Quote:
Originally Posted by bware
Are you still trading it? Is anyone still holding it? Haven't read enough to know if this is a turnaround or just delaying the inevitable failure.
nobody can tell you that, because it's not in their hands.
i have HOS. i have about a normal position for me (was about 8% with an average entry of about 5,50$, so today it's about 4%).
they basically bought themself 2 years in which they can act freely with cash on hand and this revolver. i'm not at home and don't have the exact numbers and dates, but from the top of my head:
they have about 1,05b$ in debt, about 250m is due in late 2019 and
then about 400m in the summer of '20 and '21 each. so 8 quarters is when it gets ugly.
cash now is about 200m and they burned about 8m last quarter. plus they will need to pay around 75m for two new ships next year. 8m x 8 + 75m lets them burn about 140m of cash until late 2019. so they basically have no chance to pay any of it back and will be forced to chapter11.
if you look at TDW bankruptcy I think it's reasonable to assume that shareholders won't get wiped out fully but get to keep 1% < X < 10% of the company. helps keep management and existing holders on board and HOS management seems pretty exceptional if you look at how they did compared to other companies. so i think there's a floor somewhere here. 5% of restructured HOS might not be that much worse than 100% of today's (TDW stock is flat or up after they went ch11).

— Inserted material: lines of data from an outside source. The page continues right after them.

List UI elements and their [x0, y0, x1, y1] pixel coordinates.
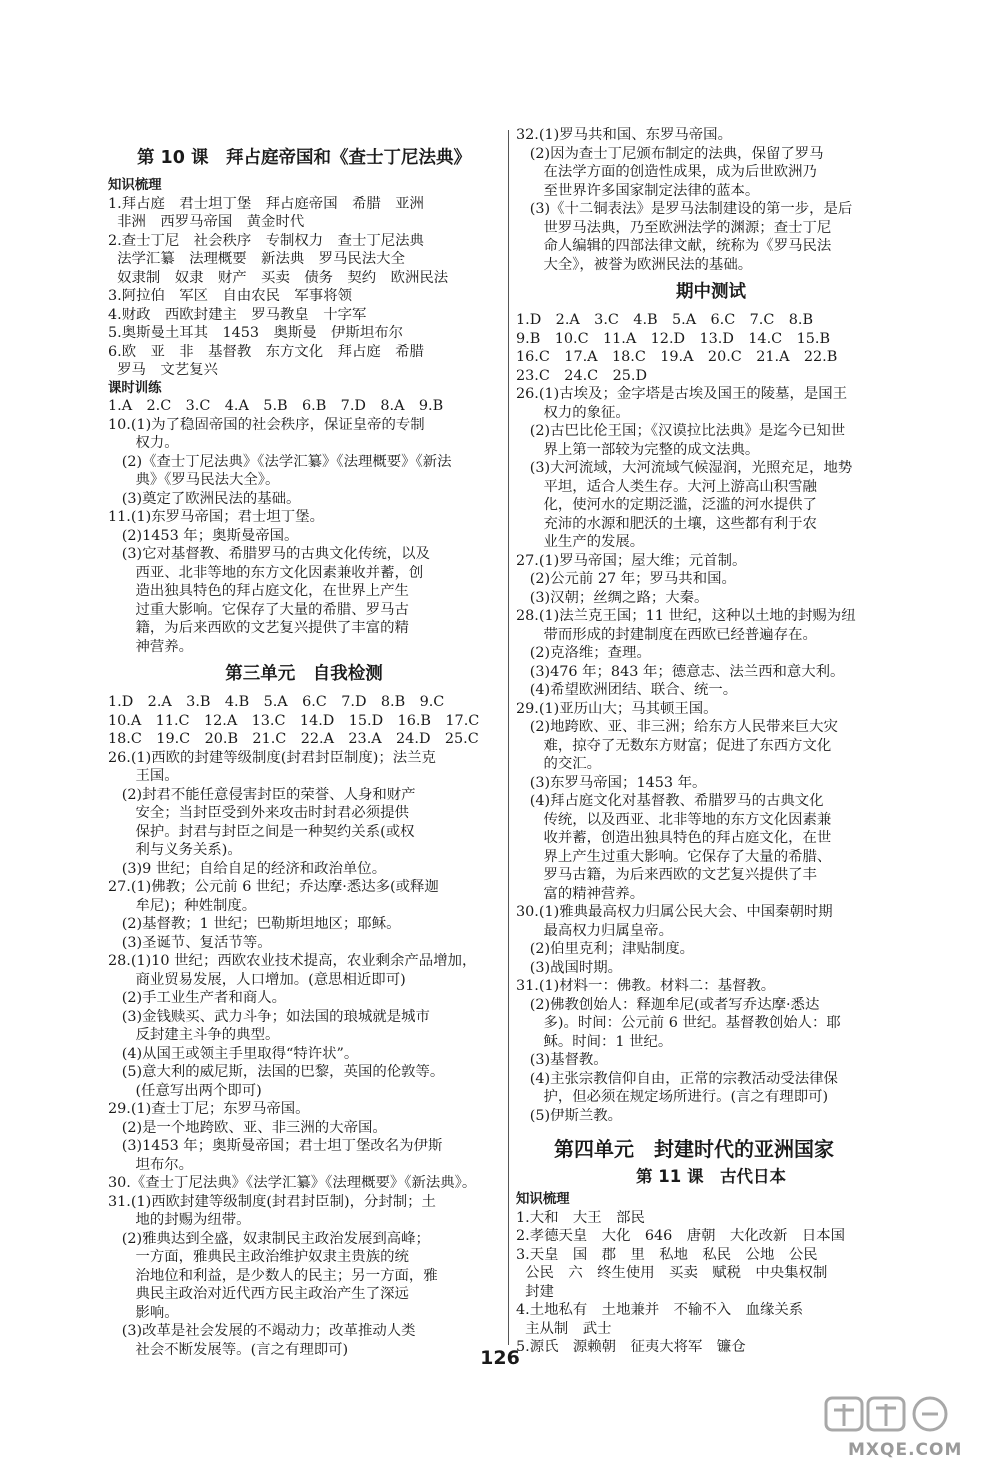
text-line: (3)基督教。	[516, 1052, 608, 1068]
text-line: 命人编辑的四部法律文献，统称为《罗马民法	[516, 238, 832, 254]
text-line: 权力。	[108, 435, 179, 451]
text-line: 大全》，被誉为欧洲民法的基础。	[516, 256, 753, 273]
left-column	[108, 128, 500, 1359]
watermark-text: MXQE.COM	[848, 1440, 963, 1460]
text-line: (2)克洛维；查理。	[516, 645, 651, 661]
text-line: 难，掠夺了无数东方财富；促进了东西方文化	[516, 737, 832, 754]
text-line: 6.欧 亚 非 基督教 东方文化 拜占庭 希腊	[108, 343, 424, 360]
text-line: (3)9 世纪；自给自足的经济和政治单位。	[108, 860, 387, 877]
text-line: 界上产生过重大影响。它保存了大量的希腊、	[516, 848, 832, 865]
text-line: 公民 六 终生使用 买卖 赋税 中央集权制	[516, 1265, 828, 1281]
text-line: 27.(1)罗马帝国；屋大维；元首制。	[516, 552, 747, 569]
text-line: 保护。封君与封臣之间是一种契约关系(或权	[108, 823, 415, 840]
text-line: 26.(1)古埃及；金字塔是古埃及国王的陵墓，是国王	[516, 386, 848, 402]
text-line: 传统，以及西亚、北非等地的东方文化因素兼	[516, 811, 832, 828]
text-line: 的交汇。	[516, 756, 602, 772]
text-line: (4)主张宗教信仰自由，正常的宗教活动受法律保	[516, 1070, 838, 1087]
column-divider	[508, 130, 509, 1345]
text-line: (3)476 年；843 年；德意志、法兰西和意大利。	[516, 663, 845, 680]
text-line: 界上第一部较为完整的成文法典。	[516, 441, 760, 458]
text-line: (2)伯里克利；津贴制度。	[516, 941, 695, 957]
text-line: (2)基督教；1 世纪；巴勒斯坦地区；耶稣。	[108, 916, 401, 932]
text-line: 权力的象征。	[516, 404, 630, 421]
text-line: 影响。	[108, 1304, 179, 1321]
text-line: 1.D 2.A 3.C 4.B 5.A 6.C 7.C 8.B	[516, 312, 814, 328]
text-line: 31.(1)材料一：佛教。材料二：基督教。	[516, 978, 776, 994]
text-line: 29.(1)亚历山大；马其顿王国。	[516, 700, 718, 717]
text-line: 27.(1)佛教；公元前 6 世纪；乔达摩·悉达多(或释迦	[108, 879, 439, 895]
right-column-inner	[516, 126, 906, 1357]
text-line: 9.B 10.C 11.A 12.D 13.D 14.C 15.B	[516, 330, 831, 347]
text-line: 过重大影响。它保存了大量的希腊、罗马古	[108, 601, 409, 618]
text-line: 罗马古籍，为后来西欧的文艺复兴提供了丰	[516, 867, 817, 883]
text-line: (3)1453 年；奥斯曼帝国；君士坦丁堡改名为伊斯	[108, 1138, 443, 1154]
text-line: 社会不断发展等。(言之有理即可)	[108, 1341, 349, 1358]
text-line: 法学汇纂 法理概要 新法典 罗马民法大全	[108, 251, 405, 267]
text-line: 2.孝德天皇 大化 646 唐朝 大化改新 日本国	[516, 1228, 846, 1244]
text-line: (4)从国王或领主手里取得“特许状”。	[108, 1045, 359, 1062]
text-line: (5)意大利的威尼斯，法国的巴黎，英国的伦敦等。	[108, 1064, 445, 1080]
text-line: 牟尼)；种姓制度。	[108, 897, 257, 914]
text-line: (5)伊斯兰教。	[516, 1107, 623, 1124]
text-line: 奴隶制 奴隶 财产 买卖 债务 契约 欧洲民法	[108, 269, 449, 286]
section-title: 第 10 课 拜占庭帝国和《查士丁尼法典》	[136, 148, 472, 168]
text-line: 3.天皇 国 郡 里 私地 私民 公地 公民	[516, 1246, 818, 1263]
text-line: 1.A 2.C 3.C 4.A 5.B 6.B 7.D 8.A 9.B	[108, 398, 444, 414]
text-line: 籍，为后来西欧的文艺复兴提供了丰富的精	[108, 620, 409, 636]
text-line: (2)地跨欧、亚、非三洲；给东方人民带来巨大灾	[516, 719, 838, 735]
text-line: 稣。时间：1 世纪。	[516, 1033, 673, 1050]
text-line: 4.土地私有 土地兼并 不输不入 血缘关系	[516, 1302, 804, 1318]
text-line: (3)东罗马帝国；1453 年。	[516, 774, 707, 791]
text-line: 世罗马法典，乃至欧洲法学的渊源；查士丁尼	[516, 219, 832, 236]
text-line: 至世界许多国家制定法律的蓝本。	[516, 182, 760, 199]
text-line: 带而形成的封建制度在西欧已经普遍存在。	[516, 626, 817, 643]
text-line: (2)1453 年；奥斯曼帝国。	[108, 527, 299, 544]
text-line: (2)古巴比伦王国；《汉谟拉比法典》是迄今已知世	[516, 423, 846, 439]
text-line: (2)因为查士丁尼颁布制定的法典，保留了罗马	[516, 145, 824, 162]
page-number: 126	[480, 1347, 520, 1369]
text-line: 最高权力归属皇帝。	[516, 922, 673, 939]
text-line: (2)封君不能任意侵害封臣的荣誉、人身和财产	[108, 786, 416, 803]
text-line: 反封建主斗争的典型。	[108, 1027, 280, 1043]
text-line: (3)改革是社会发展的不竭动力；改革推动人类	[108, 1323, 416, 1339]
text-line: 30.《查士丁尼法典》《法学汇纂》《法理概要》《新法典》。	[108, 1175, 477, 1191]
text-line: 10.A 11.C 12.A 13.C 14.D 15.D 16.B 17.C	[108, 712, 480, 729]
text-line: 5.源氏 源赖朝 征夷大将军 镰仓	[516, 1339, 746, 1355]
text-line: 护，但必须在规定场所进行。(言之有理即可)	[516, 1089, 829, 1105]
text-line: 多)。时间：公元前 6 世纪。基督教创始人：耶	[516, 1015, 841, 1031]
text-line: 坦布尔。	[108, 1156, 194, 1173]
text-line: 23.C 24.C 25.D	[516, 367, 647, 384]
text-line: 28.(1)法兰克王国；11 世纪，这种以土地的封赐为纽	[516, 608, 856, 624]
section-title: 第三单元 自我检测	[225, 664, 383, 684]
text-line: (4)希望欧洲团结、联合、统一。	[516, 682, 738, 698]
text-line: 2.查士丁尼 社会秩序 专制权力 查士丁尼法典	[108, 232, 424, 249]
text-line: (3)它对基督教、希腊罗马的古典文化传统，以及	[108, 546, 430, 562]
text-line: (2)佛教创始人：释迦牟尼(或者写乔达摩·悉达	[516, 996, 820, 1013]
text-line: 16.C 17.A 18.C 19.A 20.C 21.A 22.B	[516, 349, 838, 365]
text-line: 造出独具特色的拜占庭文化，在世界上产生	[108, 583, 409, 599]
text-line: (3)奠定了欧洲民法的基础。	[108, 490, 301, 507]
text-line: (2)手工业生产者和商人。	[108, 990, 287, 1006]
text-line: 典》《罗马民法大全》。	[108, 472, 280, 488]
text-line: 1.拜占庭 君士坦丁堡 拜占庭帝国 希腊 亚洲	[108, 195, 424, 212]
text-line: 充沛的水源和肥沃的土壤，这些都有利于农	[516, 515, 817, 532]
text-line: 1.大和 大王 部民	[516, 1209, 645, 1226]
text-line: 30.(1)雅典最高权力归属公民大会、中国秦朝时期	[516, 904, 833, 920]
text-line: 罗马 文艺复兴	[108, 362, 218, 378]
text-line: 化，使河水的定期泛滥，泛滥的河水提供了	[516, 497, 817, 513]
text-line: 4.财政 西欧封建主 罗马教皇 十字军	[108, 306, 367, 323]
subheading: 课时训练	[108, 380, 162, 396]
text-line: 3.阿拉伯 军区 自由农民 军事将领	[108, 288, 352, 304]
text-line: 28.(1)10 世纪；西欧农业技术提高，农业剩余产品增加，	[108, 953, 477, 969]
text-line: 10.(1)为了稳固帝国的社会秩序，保证皇帝的专制	[108, 416, 425, 433]
text-line: 26.(1)西欧的封建等级制度(封君封臣制度)；法兰克	[108, 749, 436, 766]
text-line: 神营养。	[108, 638, 194, 655]
text-line: 18.C 19.C 20.B 21.C 22.A 23.A 24.D 25.C	[108, 731, 479, 747]
text-line: (3)金钱赎买、武力斗争；如法国的琅城就是城市	[108, 1008, 430, 1025]
text-line: (4)拜占庭文化对基督教、希腊罗马的古典文化	[516, 793, 824, 809]
text-line: 治地位和利益，是少数人的民主；另一方面，雅	[108, 1267, 438, 1284]
text-line: (2)是一个地跨欧、亚、非三洲的大帝国。	[108, 1119, 387, 1136]
text-line: 31.(1)西欧封建等级制度(封君封臣制)，分封制；土	[108, 1193, 436, 1210]
text-line: 安全；当封臣受到外来攻击时封君必须提供	[108, 805, 409, 821]
text-line: 1.D 2.A 3.B 4.B 5.A 6.C 7.D 8.B 9.C	[108, 694, 445, 710]
text-line: 29.(1)查士丁尼；东罗马帝国。	[108, 1101, 310, 1117]
text-line: 富的精神营养。	[516, 885, 645, 902]
text-line: (任意写出两个即可)	[108, 1082, 262, 1099]
text-line: (3)大河流域，大河流域气候湿润，光照充足，地势	[516, 460, 853, 476]
text-line: 商业贸易发展，人口增加。(意思相近即可)	[108, 971, 406, 988]
text-line: 典民主政治对近代西方民主政治产生了深远	[108, 1286, 409, 1302]
text-line: 平坦，适合人类生存。大河上游高山积雪融	[516, 478, 817, 495]
text-line: (2)雅典达到全盛，奴隶制民主政治发展到高峰；	[108, 1230, 430, 1247]
text-line: (3)汉朝；丝绸之路；大秦。	[516, 589, 709, 606]
text-line: 32.(1)罗马共和国、东罗马帝国。	[516, 127, 732, 143]
text-line: (2)公元前 27 年；罗马共和国。	[516, 571, 736, 587]
text-line: 王国。	[108, 768, 179, 784]
text-line: 一方面，雅典民主政治维护奴隶主贵族的统	[108, 1249, 409, 1265]
text-line: 地的封赐为纽带。	[108, 1212, 251, 1228]
text-line: 5.奥斯曼土耳其 1453 奥斯曼 伊斯坦布尔	[108, 325, 403, 341]
text-line: 收并蓄，创造出独具特色的拜占庭文化，在世	[516, 830, 832, 846]
subheading: 知识梳理	[516, 1192, 570, 1207]
text-line: 11.(1)东罗马帝国；君士坦丁堡。	[108, 509, 324, 525]
text-line: (2)《查士丁尼法典》《法学汇纂》《法理概要》《新法	[108, 453, 452, 470]
text-line: (3)圣诞节、复活节等。	[108, 934, 272, 951]
text-line: 非洲 西罗马帝国 黄金时代	[108, 214, 305, 230]
right-column	[516, 128, 906, 1359]
text-line: (3)战国时期。	[516, 959, 623, 976]
unit-title: 第四单元 封建时代的亚洲国家	[554, 1137, 834, 1161]
text-line: 主从制 武士	[516, 1320, 612, 1337]
text-line: 西亚、北非等地的东方文化因素兼收并蓄，创	[108, 564, 424, 581]
text-line: 封建	[516, 1283, 554, 1300]
subheading: 知识梳理	[108, 178, 162, 193]
text-line: (3)《十二铜表法》是罗马法制建设的第一步，是后	[516, 201, 853, 217]
text-line: 利与义务关系)。	[108, 842, 242, 858]
section-title: 期中测试	[676, 282, 746, 302]
lesson-title: 第 11 课 古代日本	[636, 1167, 786, 1186]
text-line: 业生产的发展。	[516, 534, 645, 550]
text-line: 在法学方面的创造性成果，成为后世欧洲乃	[516, 164, 817, 180]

but without offshore activity picking up they're pretty much dead. and this is where the big difference to TDW and GLF lies, they got about 2 more years for things to change.
market pretty much assumes offshore's dead because of US shale. but there are a few factors here. shale's breakeven came down a lot in the last 5 years to ~45$, better in some cases. due to technical advances and cost cutting. the production of shale wells drops pretty fast after about 18months, so new tech can be incorperated pretty quickly into new wells. but there's the story that 45$ breakeven might be the best that's archievable for US shale in the foreseeable future. because you have to drill a lot of new wells, the land gets more expensive and existing infrastructure is reaching full capacity right now.
technical advances in offshore drilling are visible way slower because of the long time horizon of the projects. but they are happening. 5y ago breakeven for gulf of mexico was about 60$, next year there will be projects with 45$ breakeven or less. there are some other factors i think that might help them, but those are more about oil in general.
at the moment my guess is, there's about a 20% chance their situation in 2 years is better and they will be able to refinance at ugly terms but without chapter11.
60% says they go chapter 11 and shareholders are left with <10% of the new company, which might be worth the same it is today.
15% is they go bankrupt and shareholders get nothing.
5% is a total turnaroung in oil and i will be sipping drinks on beaches all over the world for the next 10 years.
tl;dr: market thinks offshore is dead, everything is ****, no one wants to touch the sector, oil market is complex, things can turn quickly, there might be opportunity here.